Silent arrival A chegada será discreta, sem banda de música. O Itamaraty, que tem curiosa dificuldade para acomodar os procedimentos cerimoniais no idioma nacional, a classifica de silent arrival. O plano inicial era realizar apenas o jantar privado no palácio, mas, como Brasília não resiste à oportunidade de exibir estolas de pele sob um calor de 30 graus, organizou-se de última hora uma recepção para 700 convidados. Será do tipo que a capital federal conhece como rega-bofe do quinto escalão underclass men, explicitam os itamaratecas. Já o jantar privado reúne apenas 64 brasileiros e doze americanos. Do lado nacional, um público eclético.

Além de quatro ministros e dos presidentes da Câmara e do Senado, artistas (Sônia Braga, Gilberto Gil e Rita Lee, de longínqua ascendência americana), atletas (Oscar Schmidt; o ministro Pelé, com a perna entrevada, dispensou), amigos do presidente e empresários.
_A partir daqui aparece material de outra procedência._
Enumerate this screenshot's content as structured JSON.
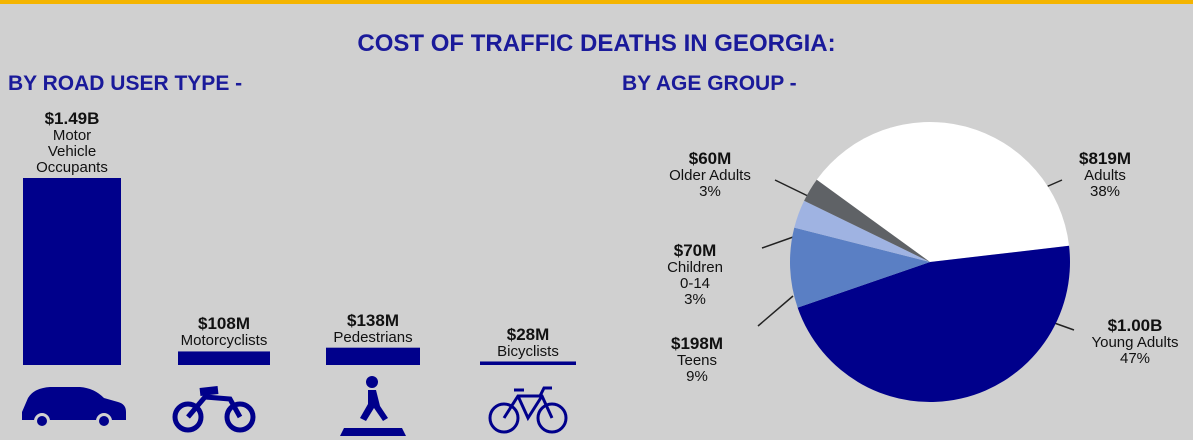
{
  "title": "COST OF TRAFFIC DEATHS IN GEORGIA:",
  "chart_data": [
    {
      "type": "bar",
      "title": "BY ROAD USER TYPE -",
      "categories": [
        "Motor Vehicle Occupants",
        "Motorcyclists",
        "Pedestrians",
        "Bicyclists"
      ],
      "values": [
        1490,
        108,
        138,
        28
      ],
      "value_labels": [
        "$1.49B",
        "$108M",
        "$138M",
        "$28M"
      ],
      "color": "#00008b"
    },
    {
      "type": "pie",
      "title": "BY AGE GROUP -",
      "categories": [
        "Adults",
        "Young Adults",
        "Teens",
        "Children 0-14",
        "Older Adults"
      ],
      "values": [
        819,
        1000,
        198,
        70,
        60
      ],
      "value_labels": [
        "$819M",
        "$1.00B",
        "$198M",
        "$70M",
        "$60M"
      ],
      "percent_labels": [
        "38%",
        "47%",
        "9%",
        "3%",
        "3%"
      ],
      "colors": [
        "#ffffff",
        "#00008b",
        "#5a7fc4",
        "#9fb3e2",
        "#5f6266"
      ]
    }
  ]
}
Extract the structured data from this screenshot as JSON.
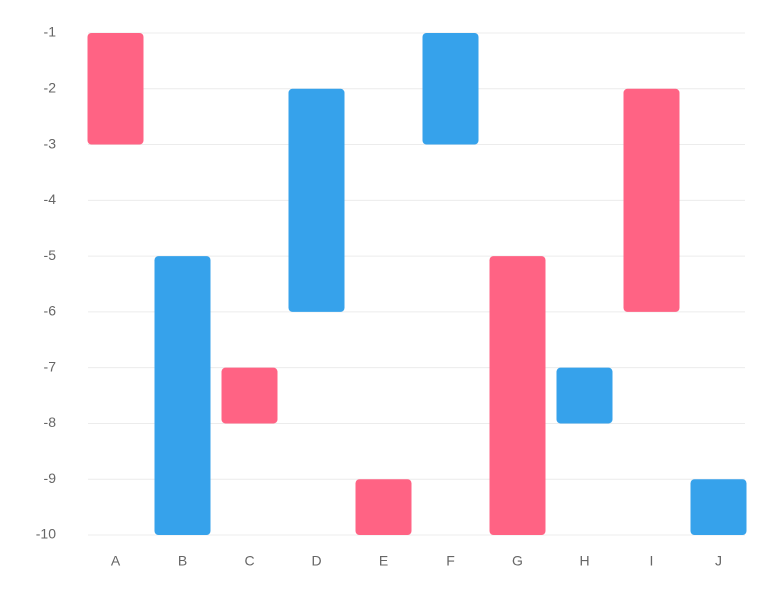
{
  "chart_data": {
    "type": "floating-bar",
    "categories": [
      "A",
      "B",
      "C",
      "D",
      "E",
      "F",
      "G",
      "H",
      "I",
      "J"
    ],
    "values": [
      [
        -1,
        -3
      ],
      [
        -5,
        -10
      ],
      [
        -7,
        -8
      ],
      [
        -2,
        -6
      ],
      [
        -9,
        -10
      ],
      [
        -1,
        -3
      ],
      [
        -5,
        -10
      ],
      [
        -7,
        -8
      ],
      [
        -2,
        -6
      ],
      [
        -9,
        -10
      ]
    ],
    "colors": [
      "#ff6384",
      "#36a2eb",
      "#ff6384",
      "#36a2eb",
      "#ff6384",
      "#36a2eb",
      "#ff6384",
      "#36a2eb",
      "#ff6384",
      "#36a2eb"
    ],
    "ylim": [
      -10,
      -1
    ],
    "yticks": [
      -1,
      -2,
      -3,
      -4,
      -5,
      -6,
      -7,
      -8,
      -9,
      -10
    ],
    "grid": true
  }
}
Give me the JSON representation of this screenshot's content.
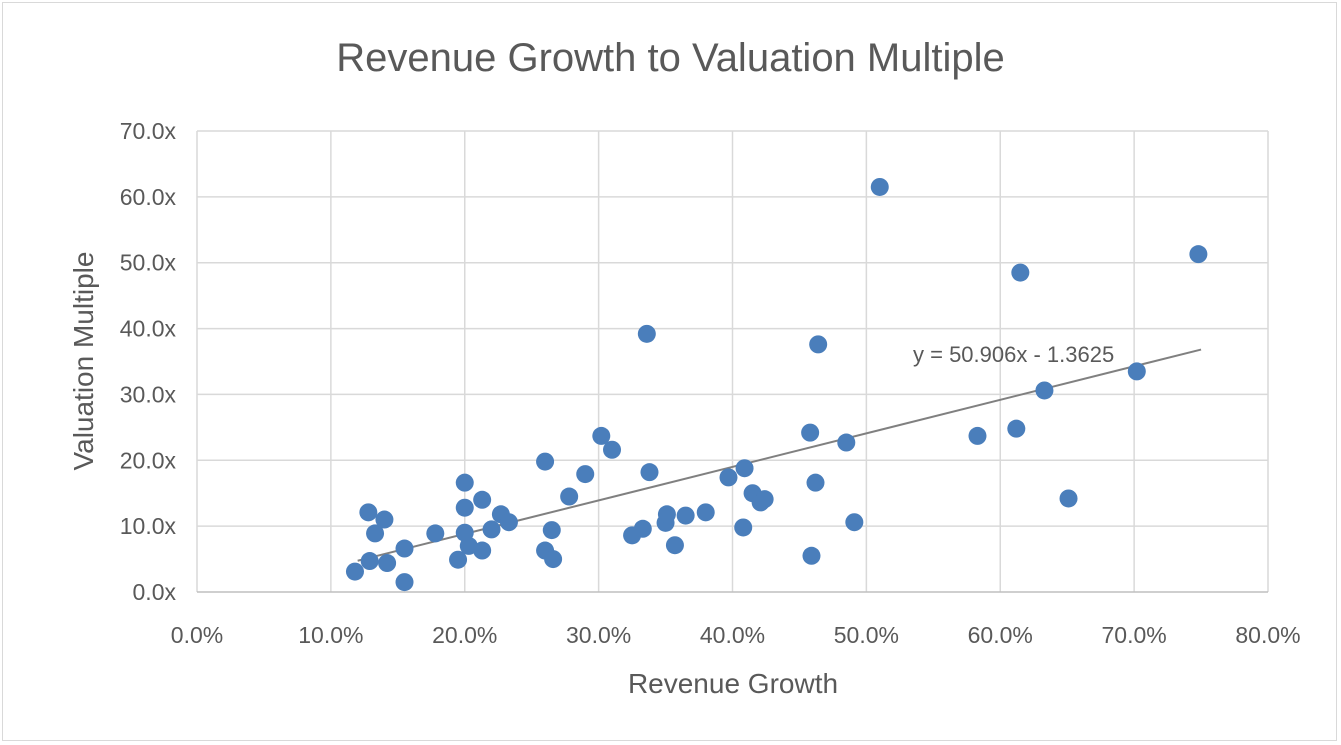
{
  "chart_data": {
    "type": "scatter",
    "title": "Revenue Growth to Valuation Multiple",
    "xlabel": "Revenue Growth",
    "ylabel": "Valuation Multiple",
    "xlim": [
      0,
      0.8
    ],
    "ylim": [
      0,
      70
    ],
    "x_ticks": [
      "0.0%",
      "10.0%",
      "20.0%",
      "30.0%",
      "40.0%",
      "50.0%",
      "60.0%",
      "70.0%",
      "80.0%"
    ],
    "y_ticks": [
      "0.0x",
      "10.0x",
      "20.0x",
      "30.0x",
      "40.0x",
      "50.0x",
      "60.0x",
      "70.0x"
    ],
    "grid": true,
    "marker_color": "#4a7ebb",
    "trendline": {
      "type": "linear",
      "equation": "y = 50.906x - 1.3625",
      "slope": 50.906,
      "intercept": -1.3625,
      "x_range": [
        0.12,
        0.75
      ],
      "color": "#808080"
    },
    "series": [
      {
        "points": [
          [
            0.118,
            3.1
          ],
          [
            0.128,
            12.1
          ],
          [
            0.129,
            4.7
          ],
          [
            0.133,
            8.9
          ],
          [
            0.14,
            11.0
          ],
          [
            0.142,
            4.4
          ],
          [
            0.155,
            1.5
          ],
          [
            0.155,
            6.6
          ],
          [
            0.178,
            8.9
          ],
          [
            0.195,
            4.9
          ],
          [
            0.2,
            16.6
          ],
          [
            0.2,
            12.8
          ],
          [
            0.2,
            9.0
          ],
          [
            0.203,
            7.0
          ],
          [
            0.213,
            14.0
          ],
          [
            0.213,
            6.3
          ],
          [
            0.22,
            9.5
          ],
          [
            0.227,
            11.8
          ],
          [
            0.233,
            10.6
          ],
          [
            0.26,
            19.8
          ],
          [
            0.26,
            6.3
          ],
          [
            0.265,
            9.4
          ],
          [
            0.266,
            5.0
          ],
          [
            0.278,
            14.5
          ],
          [
            0.29,
            17.9
          ],
          [
            0.302,
            23.7
          ],
          [
            0.31,
            21.6
          ],
          [
            0.325,
            8.6
          ],
          [
            0.333,
            9.6
          ],
          [
            0.336,
            39.2
          ],
          [
            0.338,
            18.2
          ],
          [
            0.35,
            10.5
          ],
          [
            0.351,
            11.8
          ],
          [
            0.357,
            7.1
          ],
          [
            0.365,
            11.6
          ],
          [
            0.38,
            12.1
          ],
          [
            0.397,
            17.4
          ],
          [
            0.408,
            9.8
          ],
          [
            0.409,
            18.8
          ],
          [
            0.415,
            15.0
          ],
          [
            0.421,
            13.6
          ],
          [
            0.424,
            14.1
          ],
          [
            0.458,
            24.2
          ],
          [
            0.459,
            5.5
          ],
          [
            0.462,
            16.6
          ],
          [
            0.464,
            37.6
          ],
          [
            0.485,
            22.7
          ],
          [
            0.491,
            10.6
          ],
          [
            0.51,
            61.5
          ],
          [
            0.583,
            23.7
          ],
          [
            0.612,
            24.8
          ],
          [
            0.615,
            48.5
          ],
          [
            0.633,
            30.6
          ],
          [
            0.651,
            14.2
          ],
          [
            0.702,
            33.5
          ],
          [
            0.748,
            51.3
          ]
        ]
      }
    ]
  }
}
O chef francês Claude Troigros virá do Rio com um cardápio que procura conciliar formação clássica francesa, influência americana e ingredientes típicos do Brasil. A entrada é musse de kani kama e legumes com vinagrete de urucum. Como prato principal, um filé de pargo empanado com cubinhos de pão, berinjelas cozidas no mel, ketchup caseiro e maionese de ervas. A segunda opção de prato principal é carne de pombo com foie gras sobre um pão do tipo focaccia. "A carne fica por cima do pão e é moldada em forma de hambúrguer", explica Troigros, evocando o quitute favorito de Clinton. De sobremesa, torta de queijo (cheesecake) com calda de goiaba. Terminada a refeição, os convidados vão assistir à apresentação do grupo Didá e da cantora baiana Virginia Rodrigues.

Às 10 horas de terça-feira, Clinton encontra-se com Fernando Henrique no Palácio do Planalto. Trocam presentes o americano vai ganhar um conjunto de gamelas brasileiríssimas, que o Itamaraty insistiu em chamar de bowls , conversam em particular com o embaixador Gelson Fonseca, tomando nota (notetaker, persistem os diplomatas), assinam atos de cooperação bilateral e, ao meio-dia, Clinton faz uma refeição leve -- tudo bem, tudo bem, snack -- por lá mesmo: sanduíche de salmão com salada e refrigerante. Dali o presidente americano parte para uma passagem relâmpago pelo Congresso, antes de seguir viagem para São Paulo e Rio de Janeiro, onde, se a segurança deixar, visitará a Vila Olímpica da Mangueira, montada com o único objetivo de fornecer cenas politicamente corretas para a televisão americana: o casal imperial afagando crianças pobres, alegres e, de preferência, negras.